Tras unos días de dispensa carnal o “Carnaval”, en los que tradicionalmente se consumían los restos más perentorios de la matanza, antes de que estos se estropease con los calores primaverales, comienza el periodo de los “cuarenta días” de limpieza del cuerpo, mediante el ayuno carnal, más conocido como la Cuaresma. Una tradición que estaría vinculada a épocas remotas, donde los ciclos de la naturaleza debían ser respetados, en aras de la pura supervivencia.    

Receta de las Orejas de Carnaval en Tierra de Campos

Pero volviendo a la parte mas pragmática del tema, los ingredientes principales de este tradicional dulce no son otros que los que puede haber en cualquier casa de Tierra de Campos. Casi todos, productos de la propia tierra, tales como harina, huevos, manteca, azúcar o miel ... aderezados con una buena dosis de alegría y buen humor, para hacerlas en familia. Y si además es al calor de la lumbre, el sabor que se albergará en nuestra memoria puede ser inolvidable.
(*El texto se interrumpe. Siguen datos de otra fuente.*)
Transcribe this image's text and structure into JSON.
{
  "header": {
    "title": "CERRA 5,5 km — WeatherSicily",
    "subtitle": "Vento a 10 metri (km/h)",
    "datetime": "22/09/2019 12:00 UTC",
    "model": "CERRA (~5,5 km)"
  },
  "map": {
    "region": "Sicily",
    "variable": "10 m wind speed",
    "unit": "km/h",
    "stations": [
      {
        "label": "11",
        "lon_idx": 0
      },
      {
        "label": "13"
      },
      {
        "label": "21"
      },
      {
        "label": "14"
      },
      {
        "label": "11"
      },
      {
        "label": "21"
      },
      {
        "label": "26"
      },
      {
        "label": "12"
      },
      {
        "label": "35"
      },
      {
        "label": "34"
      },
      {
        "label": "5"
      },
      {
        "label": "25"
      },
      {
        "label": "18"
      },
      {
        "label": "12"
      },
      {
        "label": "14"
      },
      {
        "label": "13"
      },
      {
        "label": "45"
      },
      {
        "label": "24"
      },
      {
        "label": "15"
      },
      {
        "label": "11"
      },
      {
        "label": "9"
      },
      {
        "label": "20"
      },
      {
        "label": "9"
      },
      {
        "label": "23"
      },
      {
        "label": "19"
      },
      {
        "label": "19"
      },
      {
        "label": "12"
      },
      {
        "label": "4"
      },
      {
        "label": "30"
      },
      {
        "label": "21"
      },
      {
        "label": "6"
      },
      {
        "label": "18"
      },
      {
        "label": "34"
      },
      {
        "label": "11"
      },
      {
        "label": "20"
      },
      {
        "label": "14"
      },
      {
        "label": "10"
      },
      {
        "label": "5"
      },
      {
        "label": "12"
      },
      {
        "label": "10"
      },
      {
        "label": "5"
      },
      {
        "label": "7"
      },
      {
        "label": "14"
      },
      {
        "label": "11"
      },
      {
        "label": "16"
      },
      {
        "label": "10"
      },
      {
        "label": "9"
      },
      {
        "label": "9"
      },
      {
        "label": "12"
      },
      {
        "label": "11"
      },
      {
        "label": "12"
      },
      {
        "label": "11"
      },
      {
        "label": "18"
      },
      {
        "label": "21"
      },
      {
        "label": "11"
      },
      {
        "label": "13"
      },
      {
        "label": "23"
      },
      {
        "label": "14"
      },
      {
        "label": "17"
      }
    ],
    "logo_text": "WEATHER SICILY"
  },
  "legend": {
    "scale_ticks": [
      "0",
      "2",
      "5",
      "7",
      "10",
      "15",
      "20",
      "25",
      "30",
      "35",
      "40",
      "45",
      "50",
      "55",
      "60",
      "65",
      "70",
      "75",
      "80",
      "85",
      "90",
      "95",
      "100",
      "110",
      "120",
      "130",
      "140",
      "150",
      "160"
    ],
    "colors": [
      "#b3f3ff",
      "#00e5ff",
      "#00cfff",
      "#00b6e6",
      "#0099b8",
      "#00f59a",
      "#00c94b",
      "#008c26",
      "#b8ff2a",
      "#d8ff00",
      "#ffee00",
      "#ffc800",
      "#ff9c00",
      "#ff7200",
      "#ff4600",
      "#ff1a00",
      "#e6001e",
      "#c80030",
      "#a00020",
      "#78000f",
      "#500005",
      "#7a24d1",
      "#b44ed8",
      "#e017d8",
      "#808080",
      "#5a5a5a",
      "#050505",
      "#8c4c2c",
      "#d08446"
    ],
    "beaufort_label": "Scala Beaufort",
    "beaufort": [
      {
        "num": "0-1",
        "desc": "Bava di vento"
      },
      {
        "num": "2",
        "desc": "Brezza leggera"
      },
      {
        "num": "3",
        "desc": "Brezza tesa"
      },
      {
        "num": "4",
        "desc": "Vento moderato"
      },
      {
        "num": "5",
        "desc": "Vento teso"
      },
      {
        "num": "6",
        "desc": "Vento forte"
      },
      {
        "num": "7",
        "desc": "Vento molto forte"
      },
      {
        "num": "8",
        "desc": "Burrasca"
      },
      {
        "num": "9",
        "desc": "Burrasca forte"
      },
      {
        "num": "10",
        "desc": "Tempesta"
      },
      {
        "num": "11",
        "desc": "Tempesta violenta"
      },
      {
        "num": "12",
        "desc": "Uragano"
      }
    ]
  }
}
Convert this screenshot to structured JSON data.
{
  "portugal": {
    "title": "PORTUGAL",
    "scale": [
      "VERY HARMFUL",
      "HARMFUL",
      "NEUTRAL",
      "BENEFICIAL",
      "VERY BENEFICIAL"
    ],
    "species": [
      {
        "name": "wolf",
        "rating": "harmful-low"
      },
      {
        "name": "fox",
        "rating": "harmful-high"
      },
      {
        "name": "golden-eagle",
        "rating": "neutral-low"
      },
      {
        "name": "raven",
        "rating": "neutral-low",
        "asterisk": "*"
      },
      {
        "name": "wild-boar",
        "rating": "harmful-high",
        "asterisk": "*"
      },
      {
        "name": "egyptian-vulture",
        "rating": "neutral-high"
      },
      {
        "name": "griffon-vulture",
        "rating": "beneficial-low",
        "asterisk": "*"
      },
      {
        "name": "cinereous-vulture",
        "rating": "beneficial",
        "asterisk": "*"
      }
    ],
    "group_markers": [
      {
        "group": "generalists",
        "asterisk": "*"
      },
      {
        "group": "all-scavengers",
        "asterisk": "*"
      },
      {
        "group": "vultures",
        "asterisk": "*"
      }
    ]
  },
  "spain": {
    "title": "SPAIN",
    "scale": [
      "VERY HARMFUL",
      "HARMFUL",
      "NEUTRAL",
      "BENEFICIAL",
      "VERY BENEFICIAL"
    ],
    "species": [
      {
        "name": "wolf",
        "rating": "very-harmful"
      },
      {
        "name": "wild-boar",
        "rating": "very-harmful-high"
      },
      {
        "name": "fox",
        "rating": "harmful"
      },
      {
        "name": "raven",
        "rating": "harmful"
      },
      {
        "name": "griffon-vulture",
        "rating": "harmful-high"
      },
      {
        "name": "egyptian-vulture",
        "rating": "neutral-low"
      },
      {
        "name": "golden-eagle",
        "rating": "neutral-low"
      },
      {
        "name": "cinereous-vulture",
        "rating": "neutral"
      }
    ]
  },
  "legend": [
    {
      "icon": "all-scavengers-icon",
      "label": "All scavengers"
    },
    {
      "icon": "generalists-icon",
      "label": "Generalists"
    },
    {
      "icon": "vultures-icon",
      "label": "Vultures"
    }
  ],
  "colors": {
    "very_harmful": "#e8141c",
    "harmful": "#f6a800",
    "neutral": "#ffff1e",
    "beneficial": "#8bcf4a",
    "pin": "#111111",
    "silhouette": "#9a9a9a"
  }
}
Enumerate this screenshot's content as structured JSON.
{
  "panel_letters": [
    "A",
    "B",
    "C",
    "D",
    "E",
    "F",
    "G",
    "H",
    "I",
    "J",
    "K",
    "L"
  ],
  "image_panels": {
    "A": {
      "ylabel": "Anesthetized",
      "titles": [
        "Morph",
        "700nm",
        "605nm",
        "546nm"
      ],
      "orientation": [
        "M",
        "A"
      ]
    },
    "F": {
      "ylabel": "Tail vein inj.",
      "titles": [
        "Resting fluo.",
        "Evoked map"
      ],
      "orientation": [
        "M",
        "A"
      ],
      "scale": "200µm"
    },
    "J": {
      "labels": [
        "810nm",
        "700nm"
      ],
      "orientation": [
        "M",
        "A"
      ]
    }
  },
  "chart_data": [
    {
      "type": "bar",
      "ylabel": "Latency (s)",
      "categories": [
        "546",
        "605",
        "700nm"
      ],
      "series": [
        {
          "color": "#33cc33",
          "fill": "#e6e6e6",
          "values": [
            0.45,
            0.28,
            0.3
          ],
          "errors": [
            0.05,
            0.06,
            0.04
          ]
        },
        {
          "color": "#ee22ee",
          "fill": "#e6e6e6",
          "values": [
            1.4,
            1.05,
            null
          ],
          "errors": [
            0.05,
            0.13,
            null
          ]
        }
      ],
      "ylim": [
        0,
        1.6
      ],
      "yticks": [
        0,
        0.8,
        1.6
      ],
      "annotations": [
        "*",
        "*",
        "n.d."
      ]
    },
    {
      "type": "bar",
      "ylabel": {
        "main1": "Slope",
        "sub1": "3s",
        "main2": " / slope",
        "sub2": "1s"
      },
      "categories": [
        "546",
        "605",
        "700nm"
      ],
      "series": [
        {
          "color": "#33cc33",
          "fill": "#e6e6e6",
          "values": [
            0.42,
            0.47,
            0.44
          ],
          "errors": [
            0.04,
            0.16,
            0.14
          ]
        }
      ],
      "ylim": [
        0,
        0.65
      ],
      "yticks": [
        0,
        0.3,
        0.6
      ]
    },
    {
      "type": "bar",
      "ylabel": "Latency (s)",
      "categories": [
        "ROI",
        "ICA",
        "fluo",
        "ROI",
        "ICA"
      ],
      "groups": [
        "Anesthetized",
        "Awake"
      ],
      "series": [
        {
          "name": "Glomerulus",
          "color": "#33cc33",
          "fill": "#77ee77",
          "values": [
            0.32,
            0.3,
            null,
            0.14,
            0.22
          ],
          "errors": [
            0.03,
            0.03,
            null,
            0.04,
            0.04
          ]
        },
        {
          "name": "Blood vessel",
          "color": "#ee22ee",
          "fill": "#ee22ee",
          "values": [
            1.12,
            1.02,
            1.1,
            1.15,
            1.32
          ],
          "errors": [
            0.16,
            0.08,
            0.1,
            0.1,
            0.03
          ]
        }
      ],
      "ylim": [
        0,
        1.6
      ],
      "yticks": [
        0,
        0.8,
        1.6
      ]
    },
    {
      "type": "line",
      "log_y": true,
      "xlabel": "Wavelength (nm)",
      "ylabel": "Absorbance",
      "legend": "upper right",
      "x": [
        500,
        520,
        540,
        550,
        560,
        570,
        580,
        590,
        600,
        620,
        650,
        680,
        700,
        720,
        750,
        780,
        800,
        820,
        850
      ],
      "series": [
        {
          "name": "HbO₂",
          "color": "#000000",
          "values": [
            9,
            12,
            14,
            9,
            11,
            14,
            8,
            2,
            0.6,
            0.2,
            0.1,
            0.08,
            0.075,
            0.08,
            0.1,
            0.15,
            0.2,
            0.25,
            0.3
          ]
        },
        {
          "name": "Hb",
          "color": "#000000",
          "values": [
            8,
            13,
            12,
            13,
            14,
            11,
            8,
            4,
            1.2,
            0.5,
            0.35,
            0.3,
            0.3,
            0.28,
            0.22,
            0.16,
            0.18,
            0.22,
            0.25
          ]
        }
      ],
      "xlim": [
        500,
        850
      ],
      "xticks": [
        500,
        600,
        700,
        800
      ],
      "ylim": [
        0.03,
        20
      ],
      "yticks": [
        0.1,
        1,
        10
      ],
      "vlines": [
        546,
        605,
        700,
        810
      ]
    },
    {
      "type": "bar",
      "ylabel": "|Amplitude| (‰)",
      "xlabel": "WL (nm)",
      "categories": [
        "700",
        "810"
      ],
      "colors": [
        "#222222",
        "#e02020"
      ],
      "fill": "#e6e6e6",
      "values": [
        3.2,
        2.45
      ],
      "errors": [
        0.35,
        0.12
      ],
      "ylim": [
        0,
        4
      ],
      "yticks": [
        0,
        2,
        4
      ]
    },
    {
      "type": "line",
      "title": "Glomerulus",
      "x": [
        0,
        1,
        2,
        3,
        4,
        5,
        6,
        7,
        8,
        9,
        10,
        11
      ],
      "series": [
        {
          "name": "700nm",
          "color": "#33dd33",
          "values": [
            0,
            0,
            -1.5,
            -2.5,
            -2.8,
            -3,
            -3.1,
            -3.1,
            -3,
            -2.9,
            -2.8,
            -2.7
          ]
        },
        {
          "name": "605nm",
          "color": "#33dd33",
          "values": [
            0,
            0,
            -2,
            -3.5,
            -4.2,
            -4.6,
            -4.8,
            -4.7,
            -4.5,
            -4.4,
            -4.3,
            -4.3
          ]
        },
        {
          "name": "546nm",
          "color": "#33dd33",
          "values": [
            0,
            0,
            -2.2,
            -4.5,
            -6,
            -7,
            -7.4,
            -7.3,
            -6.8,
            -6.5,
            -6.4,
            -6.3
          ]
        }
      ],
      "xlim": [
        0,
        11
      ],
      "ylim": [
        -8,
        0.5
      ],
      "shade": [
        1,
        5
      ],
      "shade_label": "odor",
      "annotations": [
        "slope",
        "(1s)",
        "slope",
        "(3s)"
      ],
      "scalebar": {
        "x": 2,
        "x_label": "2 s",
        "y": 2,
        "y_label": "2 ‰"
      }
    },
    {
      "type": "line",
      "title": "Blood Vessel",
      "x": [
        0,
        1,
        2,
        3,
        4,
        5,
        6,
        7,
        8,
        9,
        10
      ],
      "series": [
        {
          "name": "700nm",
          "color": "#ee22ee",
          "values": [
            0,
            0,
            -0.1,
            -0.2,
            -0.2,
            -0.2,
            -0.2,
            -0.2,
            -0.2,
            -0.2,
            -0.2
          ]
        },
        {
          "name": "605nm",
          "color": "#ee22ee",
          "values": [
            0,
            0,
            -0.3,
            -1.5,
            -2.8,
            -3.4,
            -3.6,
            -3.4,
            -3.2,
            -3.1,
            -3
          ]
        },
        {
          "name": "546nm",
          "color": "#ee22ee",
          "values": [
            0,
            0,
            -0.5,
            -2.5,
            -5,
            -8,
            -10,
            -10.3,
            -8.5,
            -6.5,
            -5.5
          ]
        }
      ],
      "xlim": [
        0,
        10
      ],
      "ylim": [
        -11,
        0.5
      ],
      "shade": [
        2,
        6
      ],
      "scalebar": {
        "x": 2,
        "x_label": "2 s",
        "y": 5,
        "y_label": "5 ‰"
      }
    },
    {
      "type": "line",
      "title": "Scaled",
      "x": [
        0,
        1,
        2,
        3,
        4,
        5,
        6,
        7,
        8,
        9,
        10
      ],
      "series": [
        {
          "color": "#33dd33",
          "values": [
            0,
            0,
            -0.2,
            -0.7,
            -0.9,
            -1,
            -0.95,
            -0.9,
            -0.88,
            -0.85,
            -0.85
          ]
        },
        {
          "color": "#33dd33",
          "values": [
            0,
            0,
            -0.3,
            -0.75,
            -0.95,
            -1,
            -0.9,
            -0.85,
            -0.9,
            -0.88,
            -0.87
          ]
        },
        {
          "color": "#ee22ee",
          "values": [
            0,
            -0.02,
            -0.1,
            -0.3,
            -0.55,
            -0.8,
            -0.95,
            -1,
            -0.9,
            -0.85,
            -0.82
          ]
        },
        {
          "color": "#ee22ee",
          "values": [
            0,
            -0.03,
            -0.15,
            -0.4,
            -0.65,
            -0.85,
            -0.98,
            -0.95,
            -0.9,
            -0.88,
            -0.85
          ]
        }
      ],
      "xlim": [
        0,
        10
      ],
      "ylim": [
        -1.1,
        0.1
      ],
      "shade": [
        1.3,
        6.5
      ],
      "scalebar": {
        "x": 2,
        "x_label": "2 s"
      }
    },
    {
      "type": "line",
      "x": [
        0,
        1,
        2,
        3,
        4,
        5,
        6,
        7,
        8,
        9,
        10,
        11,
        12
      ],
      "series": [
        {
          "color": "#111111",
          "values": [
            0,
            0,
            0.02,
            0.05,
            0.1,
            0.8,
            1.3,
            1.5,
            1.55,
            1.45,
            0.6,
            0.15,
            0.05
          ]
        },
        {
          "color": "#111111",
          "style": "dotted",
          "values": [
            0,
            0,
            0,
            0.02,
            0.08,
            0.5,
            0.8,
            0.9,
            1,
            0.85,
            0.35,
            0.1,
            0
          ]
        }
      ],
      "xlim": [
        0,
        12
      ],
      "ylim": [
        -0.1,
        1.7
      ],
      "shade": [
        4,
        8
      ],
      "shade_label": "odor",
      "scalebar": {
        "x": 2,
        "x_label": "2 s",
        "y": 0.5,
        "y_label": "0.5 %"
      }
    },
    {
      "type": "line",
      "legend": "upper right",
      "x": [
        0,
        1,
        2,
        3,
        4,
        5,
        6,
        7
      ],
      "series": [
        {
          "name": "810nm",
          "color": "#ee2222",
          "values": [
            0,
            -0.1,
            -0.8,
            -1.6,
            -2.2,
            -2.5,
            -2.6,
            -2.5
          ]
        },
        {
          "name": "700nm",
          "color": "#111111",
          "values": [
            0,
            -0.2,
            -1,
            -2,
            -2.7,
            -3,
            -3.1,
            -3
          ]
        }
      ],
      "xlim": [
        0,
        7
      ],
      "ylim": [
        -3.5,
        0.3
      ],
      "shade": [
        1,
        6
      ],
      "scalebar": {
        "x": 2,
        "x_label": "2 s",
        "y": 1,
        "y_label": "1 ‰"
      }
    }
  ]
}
Aunque algunos años la Semana Santa cae para cuando el viento ya da la vuelta, allá por el mes de abril, es en el frío mes de febrero, cuando apetece elaborar y jartarse de comer Orejas. Y como quizás habrá quien haya olvidado o perdido la receta, vamos a contar una de por aquí, con resultados más que satisfactorios. En cualquiera de los casos, se admiten sugerencias o aportaciones para mejorarlas o darles un toque peculiar. .   

Ingredientes:
6 huevos (a ser posible de gallina casera)
1 taza de manteca (también del cerdo casero) o de aceite de oliva o mantequilla.
1 taza de agua caliente
Anís (½ taza)
Zumo de limón (o esencia de limón)
Harina de trigo (la necesaria, aprox. 1 kg)
Azúcar (la necesaria, aprox ½ kilo)
Aceite para freír (aprox 1 litro)

Utensilios:
1 bol o fuente mediana para batir los huevos y mezclar
1 taza para medir ingredientes.
1 rodillo de amasar (también sirve una botella)
1 tenedor para batir
1 sartén amplia y profunda para freír
1 pinzas para recoger las orejas de la sartén

Instrucciones

1.- Verter los huevos en el bol y batirlos

2.- Echar una taza de aceite de oliva (o mantequilla o manteca), una taza de agua caliente y el zumo de limón sobre los huevos batidos y remover hasta conseguir una mezcla homogénea.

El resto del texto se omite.